Monday, June 30, 2014

[Reading Notes] Variance Reduction - Utilizing Pre-Experiment Data

Improving the Sensitivity of Online Controlled Experiments by Utilizing Pre-Experiment Data
Deng, Xu, Kohavi, and Walker
WSDM' 13

Highlight:
" The results on Bing's experimentation system are very successful: we can reduce variance by about 50%, effectively achieving the same statistical power with only half of the users, or half the duration. "

Review Variance Reduction Techniques:
Kohavi et al (2009) Using different metric, or through filtering out users who are not impacted by the change.
Deng et  al. (2011) Use page level randomization at the design stage to reduce variance of page level metrics.
This paper: Controlled-experiment Using Pre-Experiment Data: CUPED

Stratification Approach
Basics:
1, Divide the sampling region into K strata with w_k the probability that Y falls into kth stratum.
2, The sample size for kth stratum is n_k = n * w_k.
3, Stratified average: Y_strat = sum(w_k * Y_bar_k), with Y_bar_k as the average within the kth stratum.

Benefits: Achieving variance reduction, as between-strata variance is removed through stratification.

For online experiment, using Post-stratification: utilize pre-experiment variables to construct strata after all the data are collected.
e.g. using browser type to form strata.
Note that the stratification variable (browser in eg) should not be affected by the treatment (the variable should be independent of the randomization assignment) to guarantee unbiased effect delta.


Control Variate Approach
Basics:
Y_hat_cv = mean(Y) - theta * mean(X) + theta * EX
where mean(Y),  mean(X) denotes sample mean.
With optimal theta = cov(Y, X) / var(X), which is the regression coefficient of Y~X, we have
var(Y_hat_cv) = var(mean(Y))(1-rho^2),
where rho = corr(Y,X).

For online experiment, KEY notes:
1, Assume E(X_t) = E(X_c), then delta_cv =  Y_hat_cv^t  - Y_hat_cv^c is unbiased estimator of E[delta].
var(delta_cv) = var(delta)(1-rho^2).
2, A natural choice of X will be using the same variable during pre-experiment observation window as the control variable.
3, Estimating theta: estimate it from the pooled population of control and treatment. (Regress Y on X.)
4, Time period:
(1)Given the same pre-experiment period, extending the length of the experiment does not necessarily improve the variance reduction rate.
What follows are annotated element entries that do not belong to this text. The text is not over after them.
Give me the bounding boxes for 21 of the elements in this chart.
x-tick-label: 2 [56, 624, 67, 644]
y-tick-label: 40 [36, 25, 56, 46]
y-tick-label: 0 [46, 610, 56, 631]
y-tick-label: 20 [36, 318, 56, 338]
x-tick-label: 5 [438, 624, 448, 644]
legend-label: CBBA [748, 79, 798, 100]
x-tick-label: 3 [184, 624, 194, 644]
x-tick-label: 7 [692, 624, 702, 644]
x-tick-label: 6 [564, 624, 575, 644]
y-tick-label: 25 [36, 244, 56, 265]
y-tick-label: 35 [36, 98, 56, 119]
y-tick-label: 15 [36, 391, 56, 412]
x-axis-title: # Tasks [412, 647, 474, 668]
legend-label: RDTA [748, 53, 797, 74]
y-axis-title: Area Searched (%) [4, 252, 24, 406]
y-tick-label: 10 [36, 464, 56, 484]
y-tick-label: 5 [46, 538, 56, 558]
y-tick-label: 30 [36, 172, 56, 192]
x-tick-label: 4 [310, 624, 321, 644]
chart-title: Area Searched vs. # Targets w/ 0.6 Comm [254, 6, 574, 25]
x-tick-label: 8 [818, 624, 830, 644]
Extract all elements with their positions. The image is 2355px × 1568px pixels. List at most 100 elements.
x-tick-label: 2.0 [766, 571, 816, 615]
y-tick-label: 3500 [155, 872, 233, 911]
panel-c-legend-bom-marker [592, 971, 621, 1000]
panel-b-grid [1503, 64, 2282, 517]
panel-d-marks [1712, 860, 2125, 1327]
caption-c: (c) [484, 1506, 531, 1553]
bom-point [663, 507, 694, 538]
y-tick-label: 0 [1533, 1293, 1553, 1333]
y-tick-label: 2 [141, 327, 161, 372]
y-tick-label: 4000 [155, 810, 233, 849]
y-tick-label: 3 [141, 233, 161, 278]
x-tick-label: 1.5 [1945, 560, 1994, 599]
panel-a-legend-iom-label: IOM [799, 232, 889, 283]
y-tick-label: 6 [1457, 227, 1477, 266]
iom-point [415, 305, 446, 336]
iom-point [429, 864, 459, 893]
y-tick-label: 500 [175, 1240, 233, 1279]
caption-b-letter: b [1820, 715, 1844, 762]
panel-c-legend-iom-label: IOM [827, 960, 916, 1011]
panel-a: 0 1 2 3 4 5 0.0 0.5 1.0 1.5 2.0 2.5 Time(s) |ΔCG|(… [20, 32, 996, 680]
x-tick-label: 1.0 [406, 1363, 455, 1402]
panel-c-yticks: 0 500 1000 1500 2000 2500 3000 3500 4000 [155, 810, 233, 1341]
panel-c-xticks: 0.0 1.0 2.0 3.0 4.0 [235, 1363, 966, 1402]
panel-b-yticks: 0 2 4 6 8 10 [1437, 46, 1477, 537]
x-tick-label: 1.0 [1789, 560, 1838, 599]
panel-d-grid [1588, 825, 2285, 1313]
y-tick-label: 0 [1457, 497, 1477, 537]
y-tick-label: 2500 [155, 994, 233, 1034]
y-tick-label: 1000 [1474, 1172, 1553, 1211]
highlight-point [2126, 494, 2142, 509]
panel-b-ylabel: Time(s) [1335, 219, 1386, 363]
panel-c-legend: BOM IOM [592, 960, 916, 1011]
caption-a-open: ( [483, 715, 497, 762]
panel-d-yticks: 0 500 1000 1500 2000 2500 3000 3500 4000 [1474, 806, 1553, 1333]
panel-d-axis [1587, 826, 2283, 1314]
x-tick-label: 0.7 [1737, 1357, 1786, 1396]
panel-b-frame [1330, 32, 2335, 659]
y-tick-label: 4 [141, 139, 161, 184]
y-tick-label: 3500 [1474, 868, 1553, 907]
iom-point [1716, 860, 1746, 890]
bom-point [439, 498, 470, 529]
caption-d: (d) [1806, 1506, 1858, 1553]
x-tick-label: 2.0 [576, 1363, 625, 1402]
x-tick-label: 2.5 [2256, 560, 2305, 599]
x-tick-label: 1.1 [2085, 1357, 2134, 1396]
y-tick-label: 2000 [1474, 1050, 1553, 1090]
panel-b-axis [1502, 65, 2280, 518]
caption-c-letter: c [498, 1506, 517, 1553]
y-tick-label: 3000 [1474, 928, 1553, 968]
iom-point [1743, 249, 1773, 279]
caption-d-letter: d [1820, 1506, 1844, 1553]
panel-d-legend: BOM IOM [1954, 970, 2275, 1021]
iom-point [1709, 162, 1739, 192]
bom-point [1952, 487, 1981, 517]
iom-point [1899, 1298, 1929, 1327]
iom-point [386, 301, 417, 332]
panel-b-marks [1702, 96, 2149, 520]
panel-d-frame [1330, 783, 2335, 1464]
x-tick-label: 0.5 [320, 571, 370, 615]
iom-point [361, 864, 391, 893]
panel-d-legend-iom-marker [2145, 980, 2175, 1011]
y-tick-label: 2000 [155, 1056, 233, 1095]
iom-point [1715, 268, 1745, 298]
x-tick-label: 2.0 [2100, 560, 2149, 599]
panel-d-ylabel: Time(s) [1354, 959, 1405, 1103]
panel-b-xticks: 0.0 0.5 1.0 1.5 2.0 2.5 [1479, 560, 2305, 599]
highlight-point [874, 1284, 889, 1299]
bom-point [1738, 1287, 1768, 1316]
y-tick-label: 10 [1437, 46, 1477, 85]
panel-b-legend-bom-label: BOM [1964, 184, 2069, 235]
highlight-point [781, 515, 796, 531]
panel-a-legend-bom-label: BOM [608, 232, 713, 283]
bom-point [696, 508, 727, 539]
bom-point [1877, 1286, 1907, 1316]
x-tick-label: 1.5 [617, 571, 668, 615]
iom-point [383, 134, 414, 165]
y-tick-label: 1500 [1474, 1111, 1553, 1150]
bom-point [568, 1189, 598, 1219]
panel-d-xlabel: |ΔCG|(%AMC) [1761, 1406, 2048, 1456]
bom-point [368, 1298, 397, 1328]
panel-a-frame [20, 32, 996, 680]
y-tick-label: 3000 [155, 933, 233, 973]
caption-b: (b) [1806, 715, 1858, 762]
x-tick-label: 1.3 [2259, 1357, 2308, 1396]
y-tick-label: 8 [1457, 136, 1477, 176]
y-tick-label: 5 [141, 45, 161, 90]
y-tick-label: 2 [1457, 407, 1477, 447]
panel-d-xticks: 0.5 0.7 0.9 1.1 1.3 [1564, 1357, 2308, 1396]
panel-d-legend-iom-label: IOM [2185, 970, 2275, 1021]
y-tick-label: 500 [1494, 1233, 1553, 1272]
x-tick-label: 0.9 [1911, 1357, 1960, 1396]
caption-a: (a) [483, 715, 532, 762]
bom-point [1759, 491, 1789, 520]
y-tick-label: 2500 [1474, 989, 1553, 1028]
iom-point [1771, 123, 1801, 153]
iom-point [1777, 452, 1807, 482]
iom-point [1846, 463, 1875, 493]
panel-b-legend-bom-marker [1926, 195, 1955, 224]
A longer pre-period tends to give a higher reduction for the same experiment period.
(2)As the experiment duration increases, the coverage (percentage of users in the experiment that also appeared in the pre-experiment period) may decrease. Frequent users are seen early in the experiment, and users seen later are often new or "churned" users. Coverage decreases, the rate of variance reduction goes down.
5. Missing Pre-experiment Data: Some users are in the experiment but not in the pre-experiment period, we can define another covariate that indicates whether or not a user appeared in the pre-experiment period.
6. Other covariate: Day-of-week, information established before a user actually triggers the experiment. Note: the covariate should satisfy E(X_t) = E(X_c) and is not affected by the treatment, otherwise some delta part may be explained away by covariate, and result is biased.
7. Non-User Metrics: User as Randomization Unit, Page level metric as the analysis unit, and user level pre-experiment covariate (or page level pre-experiment covariate). Combine delta method and variance reduction together. See Appendix B in the paper.
8,Metric: Variance reduction rate depends on the correlation of the same metric between the experiment and the pre-experiment.
(1) queries-per-user,  reduction 45%. Similar for clicks-per-user and visits-per-user.
(2)Revenue-per-user,  less than 5% due to low correlation.
(3)Click-Through-Rate (page level) 40% ~50%.
9. Empirical recommendation:
(1)Variance reduction works well for metrics where the distribution varies large across users.
(2)A pre-experiment period of 1-2 weeks works well for variance reduction.

Relation between Stratification and Control Variables: When the covariate X is categorical, the two approaches produce identical estimates.



Meeting Notes:
Investigate the Multicolinearity effect on this approach if we use multiple covariates.